Benchmarking Requirement-to-Architecture Generation with Hybrid Evaluation

Published 8 Apr 2026 in cs.SE | (2604.06683v1)

Abstract: Recently, LLMs have demonstrated significant potential in automating software engineering tasks. Generating software architecture designs from requirement documents is a crucial step in software development. However, there is currently a lack of functional datasets tailored for this task. To bridge this gap, we introduce R2ABench (Requirement-To-Architecture Benchmark), a novel benchmark comprising diverse real-world software projects paired with comprehensive Product Requirements Documents (PRDs) and expert-curated PlantUML reference diagrams. Furthermore, we propose a multi-dimensional, hybrid evaluation framework that assesses generated diagrams across three complementary layers: Structural Graph Metrics, Multi-dimensional Scoring, and Architecture Anti-pattern Detection.
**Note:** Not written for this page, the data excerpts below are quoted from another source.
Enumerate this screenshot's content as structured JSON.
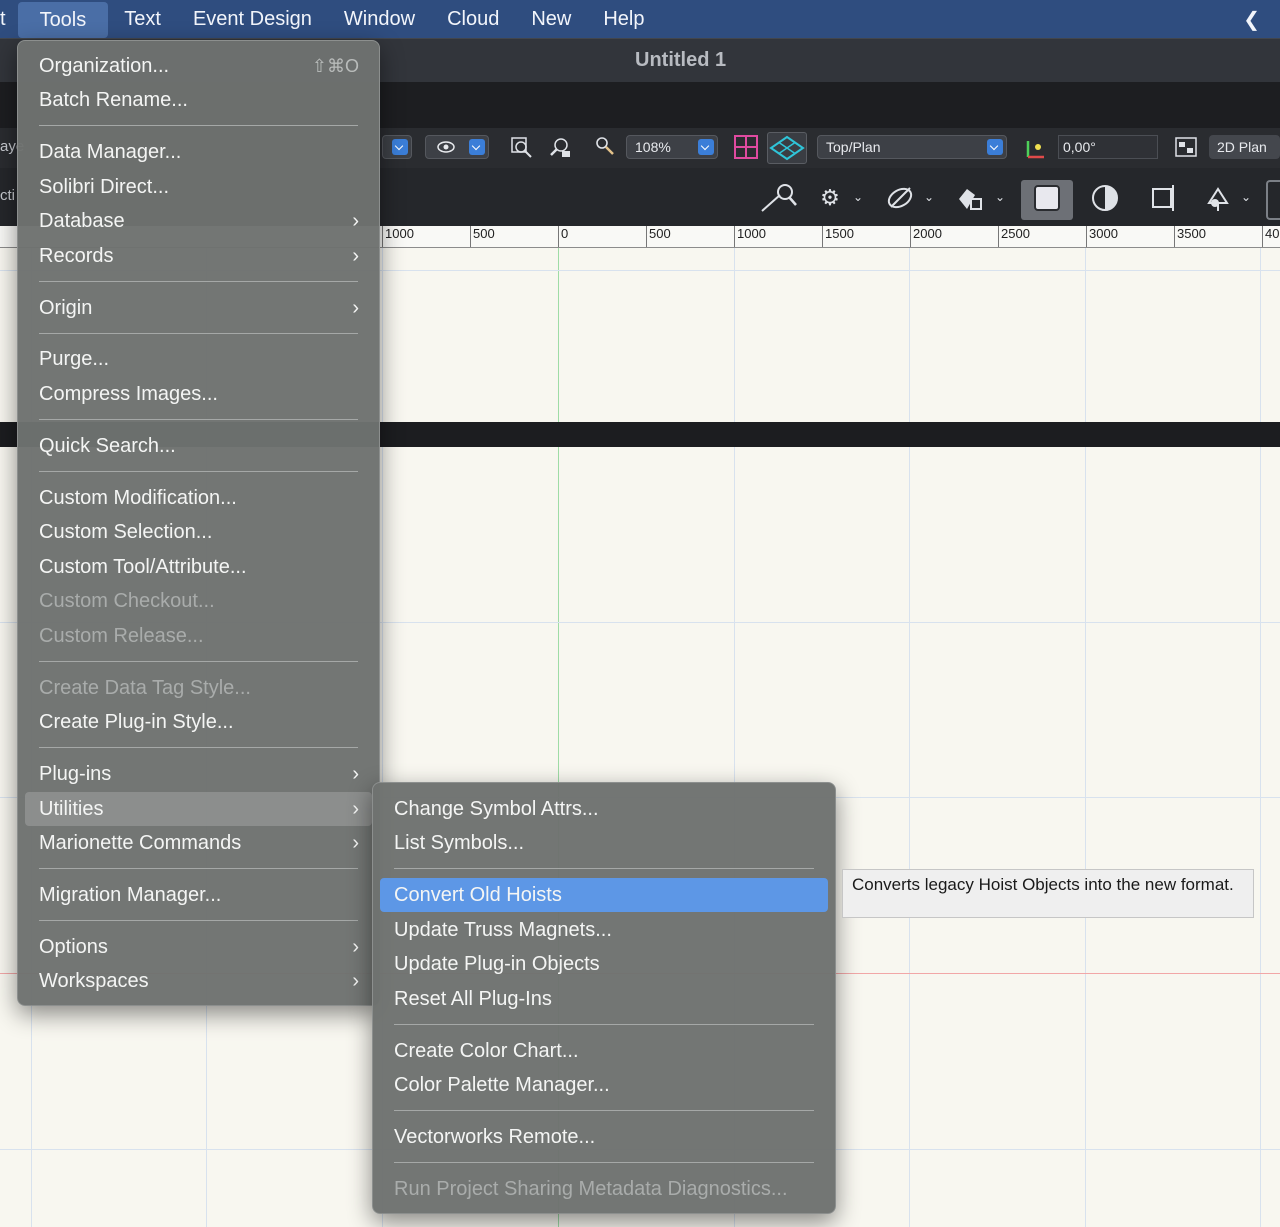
{
  "menubar": {
    "items": [
      "t",
      "Tools",
      "Text",
      "Event Design",
      "Window",
      "Cloud",
      "New",
      "Help"
    ],
    "active": "Tools",
    "collapse_glyph": "❮"
  },
  "window": {
    "title": "Untitled 1"
  },
  "toolbar": {
    "left_fragment_1": "aye",
    "left_fragment_2": "cti",
    "zoom": "108%",
    "view": "Top/Plan",
    "angle": "0,00°",
    "plan_mode": "2D Plan",
    "icons": [
      "visibility-icon",
      "zoom-fit-icon",
      "zoom-selection-icon",
      "magnifier-icon",
      "grid-view-icon",
      "isometric-view-icon",
      "axis-rotate-icon",
      "layout-icon"
    ],
    "tool_icons": [
      "selection-tool-icon",
      "gear-icon",
      "snap-icon",
      "shapes-icon",
      "fill-square-icon",
      "contrast-icon",
      "crop-icon",
      "reshape-icon"
    ]
  },
  "ruler": {
    "labels": [
      "1000",
      "500",
      "0",
      "500",
      "1000",
      "1500",
      "2000",
      "2500",
      "3000",
      "3500",
      "40"
    ]
  },
  "tools_menu": {
    "items": [
      {
        "label": "Organization...",
        "shortcut": "⇧⌘O"
      },
      {
        "label": "Batch Rename..."
      },
      {
        "label": "Data Manager..."
      },
      {
        "label": "Solibri Direct..."
      },
      {
        "label": "Database",
        "submenu": true
      },
      {
        "label": "Records",
        "submenu": true
      },
      {
        "label": "Origin",
        "submenu": true
      },
      {
        "label": "Purge..."
      },
      {
        "label": "Compress Images..."
      },
      {
        "label": "Quick Search..."
      },
      {
        "label": "Custom Modification..."
      },
      {
        "label": "Custom Selection..."
      },
      {
        "label": "Custom Tool/Attribute..."
      },
      {
        "label": "Custom Checkout...",
        "disabled": true
      },
      {
        "label": "Custom Release...",
        "disabled": true
      },
      {
        "label": "Create Data Tag Style...",
        "disabled": true
      },
      {
        "label": "Create Plug-in Style..."
      },
      {
        "label": "Plug-ins",
        "submenu": true
      },
      {
        "label": "Utilities",
        "submenu": true,
        "highlighted": true
      },
      {
        "label": "Marionette Commands",
        "submenu": true
      },
      {
        "label": "Migration Manager..."
      },
      {
        "label": "Options",
        "submenu": true
      },
      {
        "label": "Workspaces",
        "submenu": true
      }
    ],
    "arrow_glyph": "›"
  },
  "utilities_menu": {
    "items": [
      {
        "label": "Change Symbol Attrs..."
      },
      {
        "label": "List Symbols..."
      },
      {
        "label": "Convert Old Hoists",
        "highlighted": true
      },
      {
        "label": "Update Truss Magnets..."
      },
      {
        "label": "Update Plug-in Objects"
      },
      {
        "label": "Reset All Plug-Ins"
      },
      {
        "label": "Create Color Chart..."
      },
      {
        "label": "Color Palette Manager..."
      },
      {
        "label": "Vectorworks Remote..."
      },
      {
        "label": "Run Project Sharing Metadata Diagnostics...",
        "disabled": true
      }
    ]
  },
  "tooltip": {
    "text": "Converts legacy Hoist Objects into the new format."
  },
  "colors": {
    "menubar": "#2f4d7f",
    "menu_bg": "#6e7270",
    "highlight_blue": "#5d97e6",
    "canvas": "#f8f7f0"
  }
}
Using this framework, we conducted a comprehensive empirical study evaluating state-of-the-art models and agentic workflows. Our study shows that LLMs show strong syntactic validity and robust entity extraction but fundamentally struggle with relational reasoning, leading to structurally fragmented architectures. Code-specialized models partially alleviate this limitation, while agent frameworks introduce significant instability rather than consistent improvements. R2ABench provides a robust and standardized foundation for advancing LLM-driven software architecture generation.